Mahalnya Demokrasi dan Politikus Polesan Konsultan

Selasa, 27 Maret 2018 | 18:42 WIB
0
787
Mahalnya Demokrasi dan Politikus Polesan Konsultan

Indonesia negara yang punya potensi terbaik, lihat saja luas daerahnya dan jumlah penduduknya. Kekayaan alam melimpah, itu yang menjadi potensi terbaik yang bisa dioptimalkan. Tetapi itu juga menjadi sandungan terbesar untuk bangkit. Kita masih ingat kenapa Negara tercinta terjajah lama, ya awalnya karena potensi alam yang melimpah tetapi sumber daya manusia belum mampu mengelola.

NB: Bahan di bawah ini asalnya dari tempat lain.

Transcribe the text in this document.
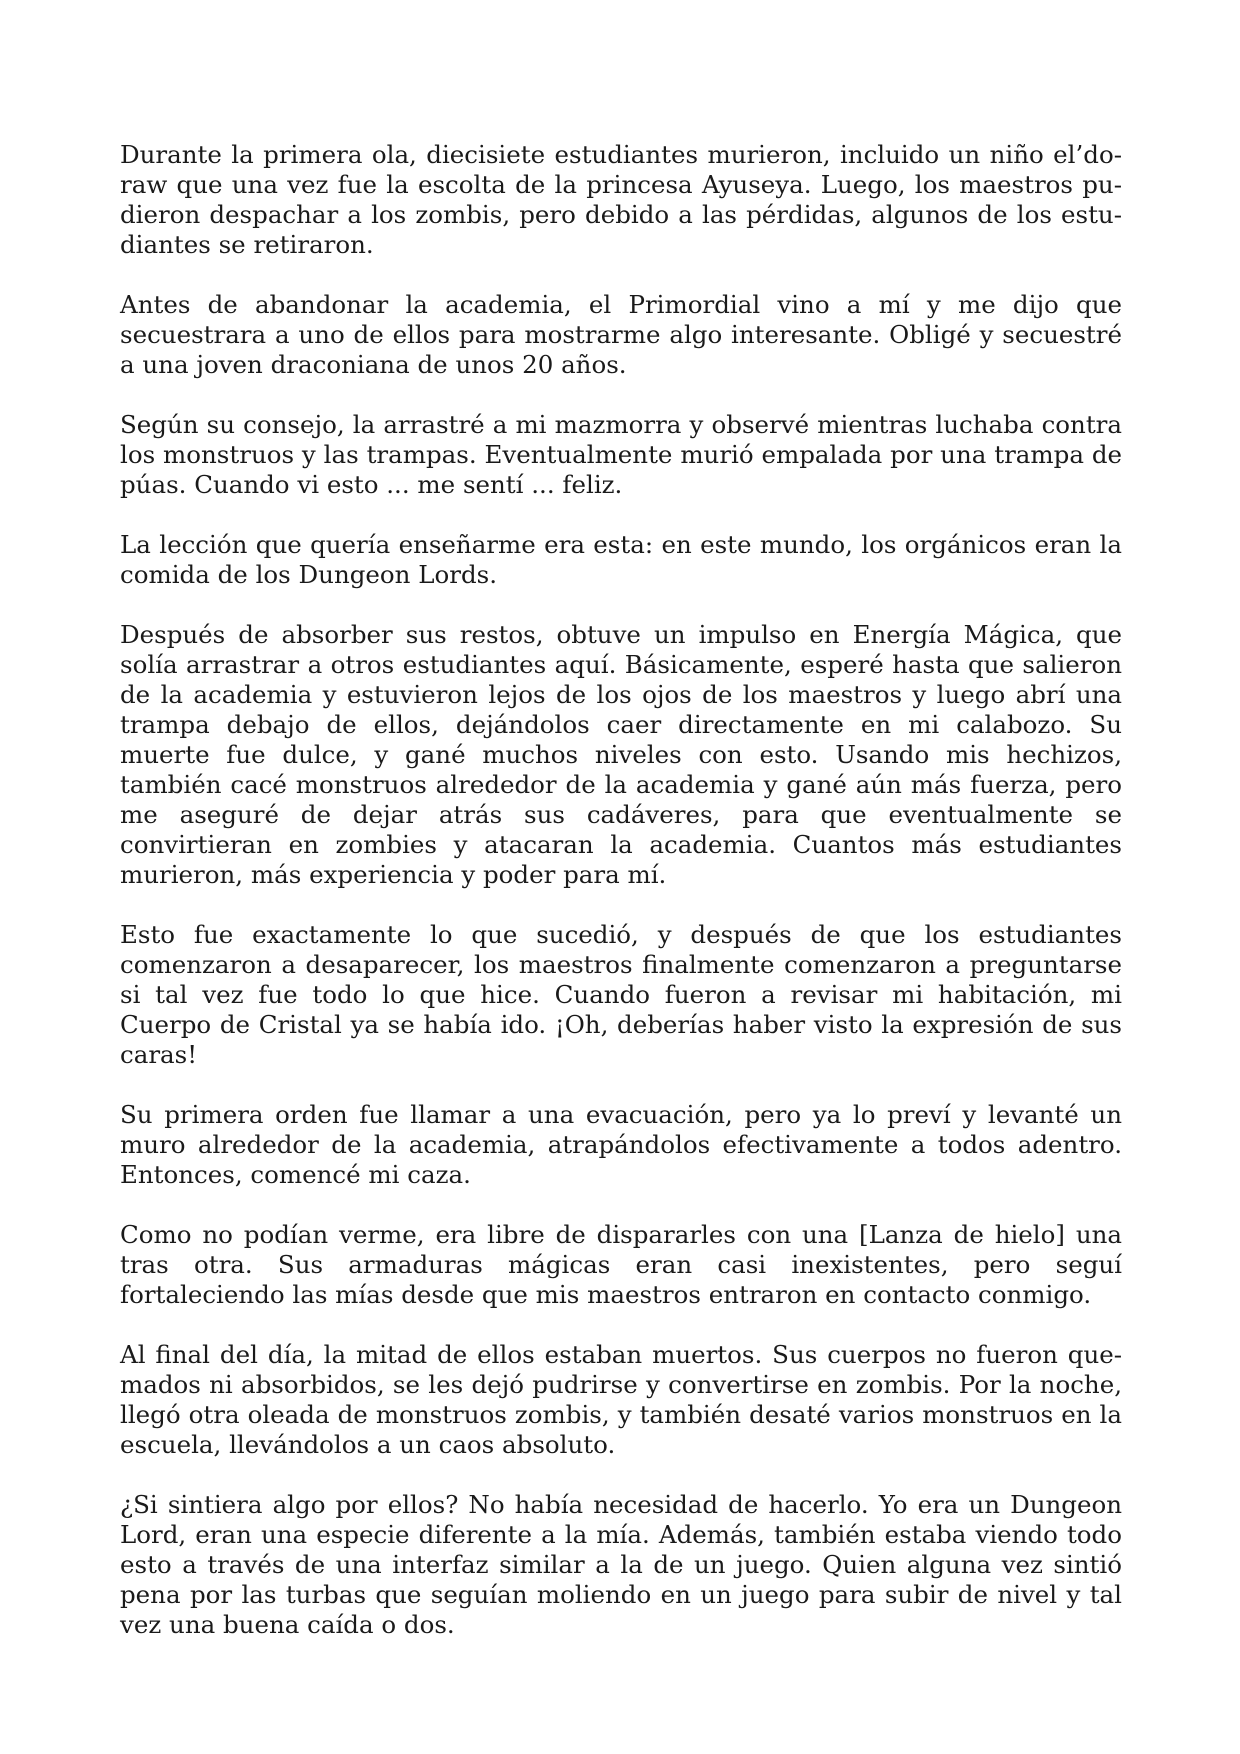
Durante la primera ola, diecisiete estudiantes murieron, incluido un niño el’doraw que una vez fue la escolta de la princesa Ayuseya. Luego, los maestros pudieron despachar a los zombis, pero debido a las pérdidas, algunos de los estudiantes se retiraron.

Antes de abandonar la academia, el Primordial vino a mí y me dijo que secuestrara a uno de ellos para mostrarme algo interesante. Obligé y secuestré a una joven draconiana de unos 20 años.

Según su consejo, la arrastré a mi mazmorra y observé mientras luchaba contra los monstruos y las trampas. Eventualmente murió empalada por una trampa de púas. Cuando vi esto ... me sentí ... feliz.

La lección que quería enseñarme era esta: en este mundo, los orgánicos eran la comida de los Dungeon Lords.

Después de absorber sus restos, obtuve un impulso en Energía Mágica, que solía arrastrar a otros estudiantes aquí. Básicamente, esperé hasta que salieron de la academia y estuvieron lejos de los ojos de los maestros y luego abrí una trampa debajo de ellos, dejándolos caer directamente en mi calabozo. Su muerte fue dulce, y gané muchos niveles con esto. Usando mis hechizos, también cacé monstruos alrededor de la academia y gané aún más fuerza, pero me aseguré de dejar atrás sus cadáveres, para que eventualmente se convirtieran en zombies y atacaran la academia. Cuantos más estudiantes murieron, más experiencia y poder para mí.

Esto fue exactamente lo que sucedió, y después de que los estudiantes comenzaron a desaparecer, los maestros finalmente comenzaron a preguntarse si tal vez fue todo lo que hice. Cuando fueron a revisar mi habitación, mi Cuerpo de Cristal ya se había ido. ¡Oh, deberías haber visto la expresión de sus caras!

Su primera orden fue llamar a una evacuación, pero ya lo preví y levanté un muro alrededor de la academia, atrapándolos efectivamente a todos adentro. Entonces, comencé mi caza.

Como no podían verme, era libre de dispararles con una [Lanza de hielo] una tras otra. Sus armaduras mágicas eran casi inexistentes, pero seguí fortaleciendo las mías desde que mis maestros entraron en contacto conmigo.

Al final del día, la mitad de ellos estaban muertos. Sus cuerpos no fueron quemados ni absorbidos, se les dejó pudrirse y convertirse en zombis. Por la noche, llegó otra oleada de monstruos zombis, y también desaté varios monstruos en la escuela, llevándolos a un caos absoluto.

¿Si sintiera algo por ellos? No había necesidad de hacerlo. Yo era un Dungeon Lord, eran una especie diferente a la mía. Además, también estaba viendo todo esto a través de una interfaz similar a la de un juego. Quien alguna vez sintió pena por las turbas que seguían moliendo en un juego para subir de nivel y tal vez una buena caída o dos.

Tahun 2018 adalah awal dimulainya pesta demokrasi, pilkada yang menyedot hamper 80% pemilih yang ada di Indonesia. Keinginan memenangkan pilkada adalah cara terbaik agar menang di pileg dan pilpres 2019.

Melihat keadaan ini yang menjadikan para penikmat pesta berhamburan mencari hidangan terbaik agar puas menjalani proses pesta ini. Akan hadir pasangan calon yang memberi janji politik serta guyuran money politic yang dinanti oleh para calo penjual suara.

Inilah yang menjadi mahalnya demokrasi, selain proses yang butuh biaya tetapi juga pasangan calon yang mengelontorkan dana agar menang. Hadirnya konsultan yang meraup rupiah dari pasangan calon ini juga akan mempengaruhi biaya yang dikeluarkan.

Konsultan akan bekerja maksimal agar punya portofolio untuk keberlangsungan bisnisnya. Rakyat hanya menjadi korban tanpa merasakan demokrasi sesungguhnya, para elit yang hadir hanya untuk kongkalikong menghamburkan dana tanpa member perubahan nasib rakyat.

Apakah Indonesia masih seperti ini? Hadirnya pemimpin bukan dari seleksi terbaik. Hanya polesan belaka tanpa ada kerja nyata.

Rakyat sudah terlalu lama rindu akan stabilitas dan perbaikan nasib. Negara ini sudah lama rindu hadirnya demokrasi yang murah dan menghasilkan pemimpin terbaik agar Indonesia bangkit dan berdaya.

Jangan biarkan hadirnya pemimpin yang punya hutang,baik secara materi atau hutang budi. Pemmpin harus merdeka dari semua tekanan, agar langkah mengambil kebijakan tidak berat sebelah. Rakyat adalah pemilik kedaulatan, jangan jadikan mereka sebagai obyek tanpa diperhatikan nasibnya. Rakyat hanya butuh stabilitas dan kesejahteraan, Negara harus bisa member dengan segala kebijakannya.

Harusnya ketika mahalnya biaya demokrasi bisa berimbas dengan kesejahteraan. Rakyat tahu bahwa biaya demokrasi masih mahal untuk Negara kita,kalau misalnya biaya ini bisa dioptimalkan maka rakyat akan lebih senang dan tidak menjadi orang pinggiran dalam demokrasi.

Masih ada cita-cita Negara bangkit dan berdaya lewat demokrasi, karena inilah kesepakatan bersama yang harus dihormati. Mari jadilah rakyat cerdas agar negeri lebih berdaulat dengan kita berpartisipasi aktif dalam demokrasi. Jangan biarkan demokrasi diisi oleh orang-orang yang tak tahu diri.